The defendants next argue that "the question of insurance carrier immunity under the Workers' Compensation [Law] should turn upon a quid pro quo analysis, not upon the subject matter of the insurance provided." Such analysis, however, does not support the defendants' position. The workers' compensation scheme is based on a "fundamental quid pro quo," Thompson v. Forest, 136 N.H. 215, 219, 614 A.2d 1064, 1067 (1992), which is "the tort immunity conferred on the employer . . . [in exchange] for providing no-fault workers' compensation benefits." Id. at 218, 614 A.2d at 1066 (emphasis added) (quotation omitted). At issue here, however, is not tort liability, but the uninsured/underinsured motorist carrier's contractual liability.

[T]he uninsured motorist carrier does not insure the tortfeasor against liability, but insures the employee against the risk of inadequate compensation if he is injured in an accident with an uninsured motorist. The obligation of the uninsured motorist carrier arises out of contract, although that obligation is precipitated by a third-party's tortious act.

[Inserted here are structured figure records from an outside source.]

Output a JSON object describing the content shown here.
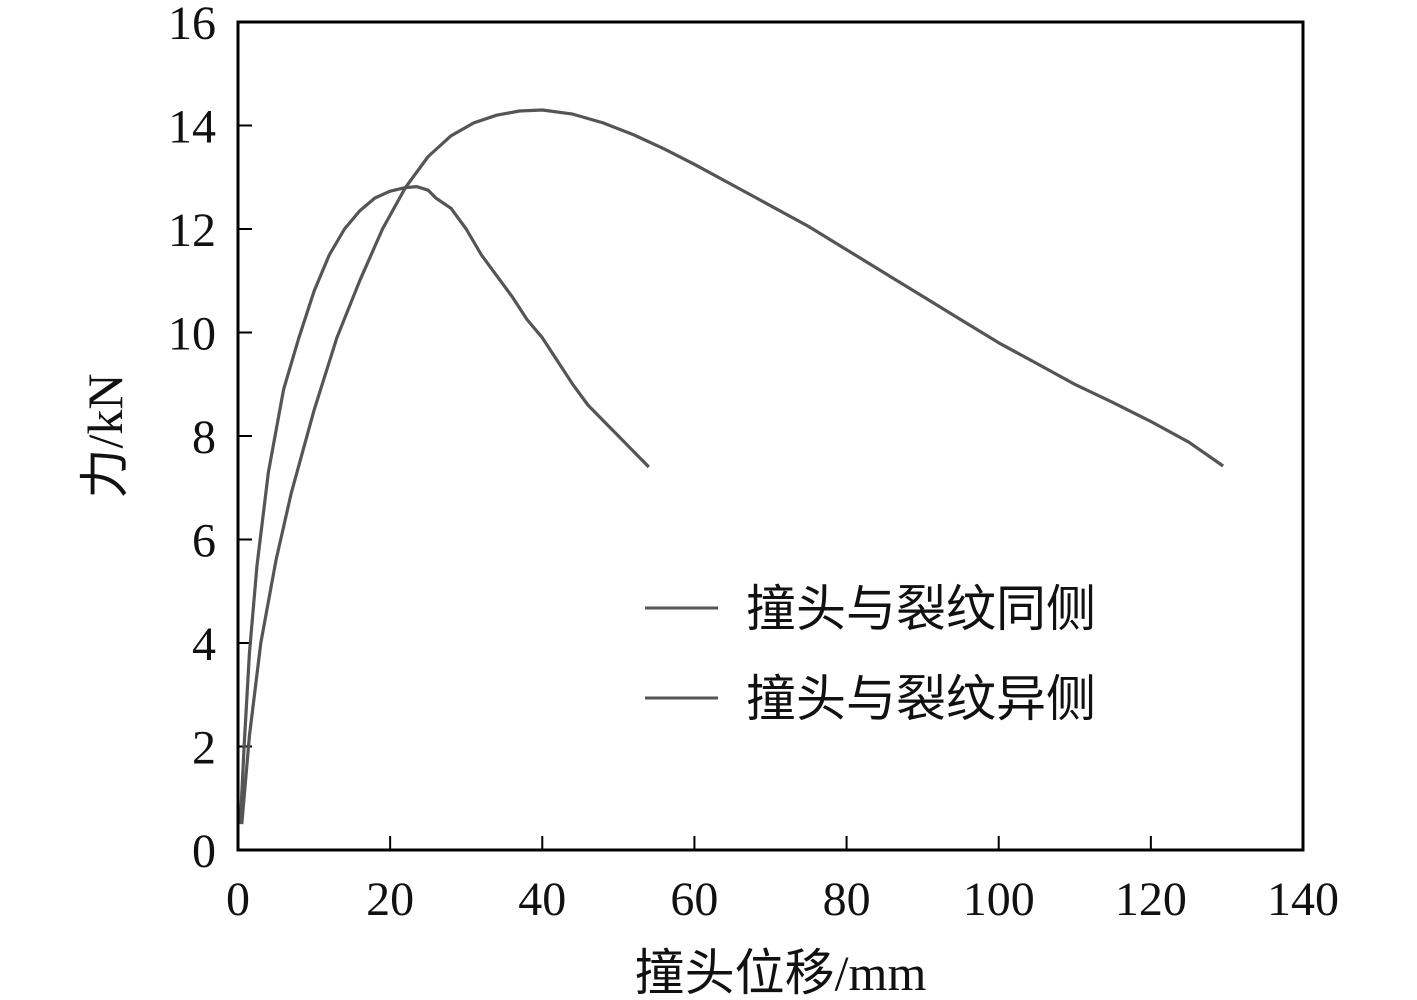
{
  "chart_data": {
    "type": "line",
    "xlabel": "撞头位移/mm",
    "ylabel": "力/kN",
    "xlim": [
      0,
      140
    ],
    "ylim": [
      0,
      16
    ],
    "xticks": [
      0,
      20,
      40,
      60,
      80,
      100,
      120,
      140
    ],
    "yticks": [
      0,
      2,
      4,
      6,
      8,
      10,
      12,
      14,
      16
    ],
    "grid": false,
    "legend_position": "lower-right",
    "colors": {
      "line": "#555555",
      "axis": "#000000"
    },
    "series": [
      {
        "name": "撞头与裂纹同侧",
        "points": [
          [
            0.3,
            0.5
          ],
          [
            0.8,
            2.0
          ],
          [
            1.5,
            3.8
          ],
          [
            2.5,
            5.5
          ],
          [
            4,
            7.3
          ],
          [
            6,
            8.9
          ],
          [
            8,
            9.9
          ],
          [
            10,
            10.8
          ],
          [
            12,
            11.5
          ],
          [
            14,
            12.0
          ],
          [
            16,
            12.35
          ],
          [
            18,
            12.6
          ],
          [
            20,
            12.73
          ],
          [
            22,
            12.8
          ],
          [
            23.5,
            12.82
          ],
          [
            25,
            12.75
          ],
          [
            26,
            12.6
          ],
          [
            28,
            12.4
          ],
          [
            30,
            12.0
          ],
          [
            32,
            11.5
          ],
          [
            34,
            11.1
          ],
          [
            36,
            10.7
          ],
          [
            38,
            10.25
          ],
          [
            40,
            9.9
          ],
          [
            42,
            9.45
          ],
          [
            44,
            9.0
          ],
          [
            46,
            8.6
          ],
          [
            48,
            8.3
          ],
          [
            50,
            8.0
          ],
          [
            52,
            7.7
          ],
          [
            54,
            7.4
          ]
        ]
      },
      {
        "name": "撞头与裂纹异侧",
        "points": [
          [
            0.5,
            0.5
          ],
          [
            1.5,
            2.2
          ],
          [
            3,
            4.0
          ],
          [
            5,
            5.6
          ],
          [
            7,
            6.9
          ],
          [
            10,
            8.5
          ],
          [
            13,
            9.9
          ],
          [
            16,
            11.0
          ],
          [
            19,
            12.0
          ],
          [
            22,
            12.8
          ],
          [
            25,
            13.4
          ],
          [
            28,
            13.8
          ],
          [
            31,
            14.05
          ],
          [
            34,
            14.2
          ],
          [
            37,
            14.28
          ],
          [
            40,
            14.3
          ],
          [
            44,
            14.22
          ],
          [
            48,
            14.05
          ],
          [
            52,
            13.82
          ],
          [
            56,
            13.55
          ],
          [
            60,
            13.25
          ],
          [
            65,
            12.85
          ],
          [
            70,
            12.45
          ],
          [
            75,
            12.05
          ],
          [
            80,
            11.6
          ],
          [
            85,
            11.15
          ],
          [
            90,
            10.7
          ],
          [
            95,
            10.25
          ],
          [
            100,
            9.8
          ],
          [
            105,
            9.4
          ],
          [
            110,
            9.0
          ],
          [
            115,
            8.65
          ],
          [
            120,
            8.28
          ],
          [
            125,
            7.88
          ],
          [
            129.5,
            7.42
          ]
        ]
      }
    ]
  }
}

Merchants Mut. Ins. Group v. Orthopedic Prof. Ass'n, 124 N.H. 648, 657-58, 480 A.2d 840, 845 (1984). The employer's tort immunity is left wholly intact by the employee's recovery of uninsured/underinsured motorist benefits, and the possibility of double recovery is offset by the availability of a workers' compensation lien. See RSA 281-A:13, I(b); Rooney v. Fireman's Fund Ins. Co., 138 N.H. 637, 641, 645 A.2d 52, 54-55 (1994). Thus, allowing an employee to collect benefits from the employer's uninsured/underinsured motorist insurer does not upset the fundamental quid pro quo upon which the Workers' Compensation Law is based.

Finally, the defendants urge us to follow a number of cases from other jurisdictions holding that their workers' compensation statutes bar an employee from obtaining uninsured/underinsured motorist benefits from the employer's insurer. We decline to do so.


JOHNSON and THAYER, JJ., sat but did not participate in the decision; the others concurred.